26 abril 2020

Uma outra vez, um outro tempo, no café em Damasco.



Agora pode trazer isso quantas vezes quiser. O problema é que ninguém vai ver. Lembra-se de quando viajava pelo país? Pois é bom que lembre, porque as memórias agora serão mais valiosas. Sabe o que é isto? Uma daquelas recordações turísticas que não servem para nada! Mas sabia que há gente dando fortunas por estes cacaréus? Enchendo vitrinas sofisticadas com isto… Quem havia de imaginar!

E lembra aquelas camisetas ou mesmo as t-shirts com dizeres como “I love Algarve”? Vendem-se muito bem lá fora. Mas há muita camiseta dessa chinesa. Eles fazem tudo o que você queira… Mas não tem o mesmo valor, além de que estão muito caras agora. Toda a gente aqui acha que os chineses devem pagar taxas altas sobre as suas exportações…

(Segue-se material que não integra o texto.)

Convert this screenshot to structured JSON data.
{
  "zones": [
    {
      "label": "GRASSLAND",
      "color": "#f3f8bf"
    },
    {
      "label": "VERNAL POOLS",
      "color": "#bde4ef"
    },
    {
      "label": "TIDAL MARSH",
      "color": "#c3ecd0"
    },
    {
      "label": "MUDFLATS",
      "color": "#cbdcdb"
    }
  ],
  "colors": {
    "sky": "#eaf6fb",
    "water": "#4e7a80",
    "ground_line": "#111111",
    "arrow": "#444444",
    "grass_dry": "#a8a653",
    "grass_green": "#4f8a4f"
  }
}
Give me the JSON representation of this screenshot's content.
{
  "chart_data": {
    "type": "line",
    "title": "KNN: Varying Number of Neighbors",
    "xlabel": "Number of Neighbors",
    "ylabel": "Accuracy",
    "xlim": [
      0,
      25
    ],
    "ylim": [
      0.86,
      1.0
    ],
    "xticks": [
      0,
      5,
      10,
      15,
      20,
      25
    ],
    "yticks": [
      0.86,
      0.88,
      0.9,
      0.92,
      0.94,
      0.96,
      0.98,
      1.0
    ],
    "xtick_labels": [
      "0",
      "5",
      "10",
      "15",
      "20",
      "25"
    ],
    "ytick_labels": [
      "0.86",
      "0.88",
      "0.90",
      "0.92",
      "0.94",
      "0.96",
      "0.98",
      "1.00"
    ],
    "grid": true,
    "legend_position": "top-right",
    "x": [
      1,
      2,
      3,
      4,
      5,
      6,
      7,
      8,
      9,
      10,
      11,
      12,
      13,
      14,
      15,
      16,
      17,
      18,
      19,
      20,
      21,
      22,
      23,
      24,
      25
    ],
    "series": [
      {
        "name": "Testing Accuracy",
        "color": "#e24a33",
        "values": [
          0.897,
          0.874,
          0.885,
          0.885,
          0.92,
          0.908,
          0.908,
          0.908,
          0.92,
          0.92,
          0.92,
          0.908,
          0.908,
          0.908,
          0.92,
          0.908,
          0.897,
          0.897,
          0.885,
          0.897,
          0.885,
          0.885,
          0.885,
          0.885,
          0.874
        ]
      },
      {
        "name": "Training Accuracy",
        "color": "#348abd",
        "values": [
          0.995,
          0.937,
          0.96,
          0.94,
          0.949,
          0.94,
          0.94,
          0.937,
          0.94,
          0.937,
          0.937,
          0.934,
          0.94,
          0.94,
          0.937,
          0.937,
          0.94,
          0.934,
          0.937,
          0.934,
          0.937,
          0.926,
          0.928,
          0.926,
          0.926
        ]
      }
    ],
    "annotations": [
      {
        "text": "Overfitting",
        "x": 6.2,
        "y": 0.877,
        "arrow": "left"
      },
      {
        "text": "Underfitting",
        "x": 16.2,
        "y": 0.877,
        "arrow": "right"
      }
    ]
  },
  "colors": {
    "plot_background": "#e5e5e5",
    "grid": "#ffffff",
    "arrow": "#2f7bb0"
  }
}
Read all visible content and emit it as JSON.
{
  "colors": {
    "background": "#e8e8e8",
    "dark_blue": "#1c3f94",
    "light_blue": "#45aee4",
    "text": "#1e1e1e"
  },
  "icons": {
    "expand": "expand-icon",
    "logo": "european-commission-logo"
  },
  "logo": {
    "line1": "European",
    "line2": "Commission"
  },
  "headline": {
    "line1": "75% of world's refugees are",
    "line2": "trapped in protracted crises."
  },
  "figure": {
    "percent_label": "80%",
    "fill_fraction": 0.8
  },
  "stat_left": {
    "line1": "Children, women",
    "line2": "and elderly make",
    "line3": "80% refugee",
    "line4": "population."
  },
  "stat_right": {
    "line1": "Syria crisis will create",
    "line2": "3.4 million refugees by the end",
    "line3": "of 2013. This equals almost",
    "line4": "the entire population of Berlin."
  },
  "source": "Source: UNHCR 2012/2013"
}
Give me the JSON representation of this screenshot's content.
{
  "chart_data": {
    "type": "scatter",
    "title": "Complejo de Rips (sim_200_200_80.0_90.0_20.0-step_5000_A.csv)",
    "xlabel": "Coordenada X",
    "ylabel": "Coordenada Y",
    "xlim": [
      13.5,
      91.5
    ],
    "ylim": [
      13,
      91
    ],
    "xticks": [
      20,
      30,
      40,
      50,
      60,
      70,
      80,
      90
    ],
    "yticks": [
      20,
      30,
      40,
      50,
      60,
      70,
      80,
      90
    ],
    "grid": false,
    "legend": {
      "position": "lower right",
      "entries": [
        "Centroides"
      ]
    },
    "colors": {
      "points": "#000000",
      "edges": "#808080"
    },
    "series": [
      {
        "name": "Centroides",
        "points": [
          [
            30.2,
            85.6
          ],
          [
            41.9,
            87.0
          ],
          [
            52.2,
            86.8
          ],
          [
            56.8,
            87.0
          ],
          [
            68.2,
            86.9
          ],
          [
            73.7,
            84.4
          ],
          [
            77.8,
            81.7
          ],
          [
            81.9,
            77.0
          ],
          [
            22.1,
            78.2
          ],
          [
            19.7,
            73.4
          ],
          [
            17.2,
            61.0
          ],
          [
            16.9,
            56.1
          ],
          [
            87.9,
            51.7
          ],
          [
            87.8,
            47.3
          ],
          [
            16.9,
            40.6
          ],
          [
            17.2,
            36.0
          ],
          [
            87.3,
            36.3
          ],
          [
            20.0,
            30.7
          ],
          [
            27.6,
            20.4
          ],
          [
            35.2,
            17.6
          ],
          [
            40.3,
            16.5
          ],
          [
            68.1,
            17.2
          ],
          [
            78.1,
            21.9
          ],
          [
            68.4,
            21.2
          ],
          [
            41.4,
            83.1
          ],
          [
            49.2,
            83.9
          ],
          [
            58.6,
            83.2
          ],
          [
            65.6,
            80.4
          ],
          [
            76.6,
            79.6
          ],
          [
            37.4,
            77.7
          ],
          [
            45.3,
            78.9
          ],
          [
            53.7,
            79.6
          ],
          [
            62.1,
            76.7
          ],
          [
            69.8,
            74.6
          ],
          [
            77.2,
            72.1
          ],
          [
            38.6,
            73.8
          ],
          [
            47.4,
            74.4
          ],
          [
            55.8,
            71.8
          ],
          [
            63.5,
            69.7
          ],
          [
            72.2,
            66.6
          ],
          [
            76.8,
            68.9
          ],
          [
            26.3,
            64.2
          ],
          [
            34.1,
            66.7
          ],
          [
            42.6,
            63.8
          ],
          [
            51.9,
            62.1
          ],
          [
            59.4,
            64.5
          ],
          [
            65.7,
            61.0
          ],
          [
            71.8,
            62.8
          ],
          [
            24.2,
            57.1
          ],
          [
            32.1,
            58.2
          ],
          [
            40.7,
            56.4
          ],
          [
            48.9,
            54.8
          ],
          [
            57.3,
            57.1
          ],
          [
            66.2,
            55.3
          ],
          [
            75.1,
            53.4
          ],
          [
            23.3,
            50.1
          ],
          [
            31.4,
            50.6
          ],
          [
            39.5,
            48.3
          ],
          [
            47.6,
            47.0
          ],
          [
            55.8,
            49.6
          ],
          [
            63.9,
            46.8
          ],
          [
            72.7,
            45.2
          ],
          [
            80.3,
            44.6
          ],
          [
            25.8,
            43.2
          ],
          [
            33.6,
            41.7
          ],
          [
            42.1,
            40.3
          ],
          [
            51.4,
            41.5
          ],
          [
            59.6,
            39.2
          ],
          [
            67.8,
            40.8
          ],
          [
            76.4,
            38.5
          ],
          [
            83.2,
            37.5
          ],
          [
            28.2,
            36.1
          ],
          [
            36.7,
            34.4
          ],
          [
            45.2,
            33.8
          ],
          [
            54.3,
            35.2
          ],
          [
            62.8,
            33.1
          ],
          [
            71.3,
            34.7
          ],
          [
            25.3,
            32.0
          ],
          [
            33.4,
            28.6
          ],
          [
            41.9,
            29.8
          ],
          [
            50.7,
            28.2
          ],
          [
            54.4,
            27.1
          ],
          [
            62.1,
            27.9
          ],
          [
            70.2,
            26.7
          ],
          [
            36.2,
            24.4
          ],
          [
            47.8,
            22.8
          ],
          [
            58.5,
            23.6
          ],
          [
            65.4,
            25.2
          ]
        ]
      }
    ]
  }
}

Não, não acho nada disso. Mas imbecis e oportunistas há em todo o lado. Além de que se queremos um carro em condições não há como ter de outro jeito, é comprar um chinês. Na Europa deixaram de os fabricar. Os europeus não têm dinheiro para isso e os ricos foram para onde podem gozar a sua riqueza. A única coisa que está funcionando na Europa é o turismo. E olhe só a ironia, turismo chinês! E o mais engraçado é que eles pagam a conservação dos monumentos, vêm visitá-los e ainda trazem o pessoal deles e as suas agências para mostrar o que é nosso. Tudo isso porque não querem contaminar ninguém, a mais absoluta condição de isolamento. Foi o que ficou da praga.

Faz lembrar quando os europeus iam fazer safaris em África, nunca sobrava grande coisa para o autóctone. Os ocidentais ficavam com tudo, até com as peles dos bichos ou as cabeças embalsamadas dos animais em extinção para enfeitar a sala de algum Lord! Mais tarde para decorar a casa de algum ricaço parolo americano.

Não fique triste. Eu tenho boas recordações e posso morrer em paz. Tenho pena por você, é como um italiano que já teve em Roma um dos expoentes da civilização, ou como os gregos, hoje autênticos terceiro-mundistas e que foram o berço da civilização ocidental! Isto tem a sua ironia, um mundo que roda e volta e rodar e com ele a roda da fortuna. Uns uma vez estão com sorte e outras… Bem, não precisa que lhe diga, porque está experimentando isso agora. Anime-se. Na roda do tempo nada é permanente e esta situação há-de mudar. E hão-de mudar as pedras do caminho, ficar gastas, e as montanhas serem rachadas por rios e as planícies crescerem e os oceanos secarem… Não pense nisso. Faz parte da natureza deste mundo. Um mundo engraçado, com criaturinhas a pensar que são deuses. E são, mas não têm grande poder apesar das ilusões todas.

Olhe, olhe aqui. Tenho este postal, que até tem selo e está escrito. Alguém esteve lá e o mandou para alguém. Um postal da Nazaré. Li sobre o lugar. Foi um sítio para surfistas radicais, as maiores ondas da Europa e do Mundo. Estimulou o turismo, apesar de que o lugar antes do surf já era turístico. Diziam que foi no monte, uma lenda, que um certo nobre devoto por protagonista. Andava no meio do nevoeiro a caçar um veado e perdeu-se sendo que a certa altura reconheceu o lugar percebendo estar na beira do precipício, uma falésia de mais de cem metros. Apelou a Nossa Senhora e eis que o cavalo estacou ali mesmo no penedo suspenso no vazio. A Humanidade gosta de contar histórias. Fazem de nós o que somos.

A minha grande curiosidade é só essa, que histórias contaremos? Em Damasco havia o costume de ter um contador de histórias nos cafés. Enquanto se bebia um café apreciava-se também uma história. Há poesia num costume assim. Apetecia-me escrever umas tantas histórias e fechá-las num cofre de pedra para que um dia as encontrassem e lessem… Sim eu sei, não saberiam lê-las, mesmo que se conservassem! A língua muda. Por isso é preciso estar sempre a inventar histórias…
Talvez em Damasco, num café, num outro tempo, ainda uma outra vez.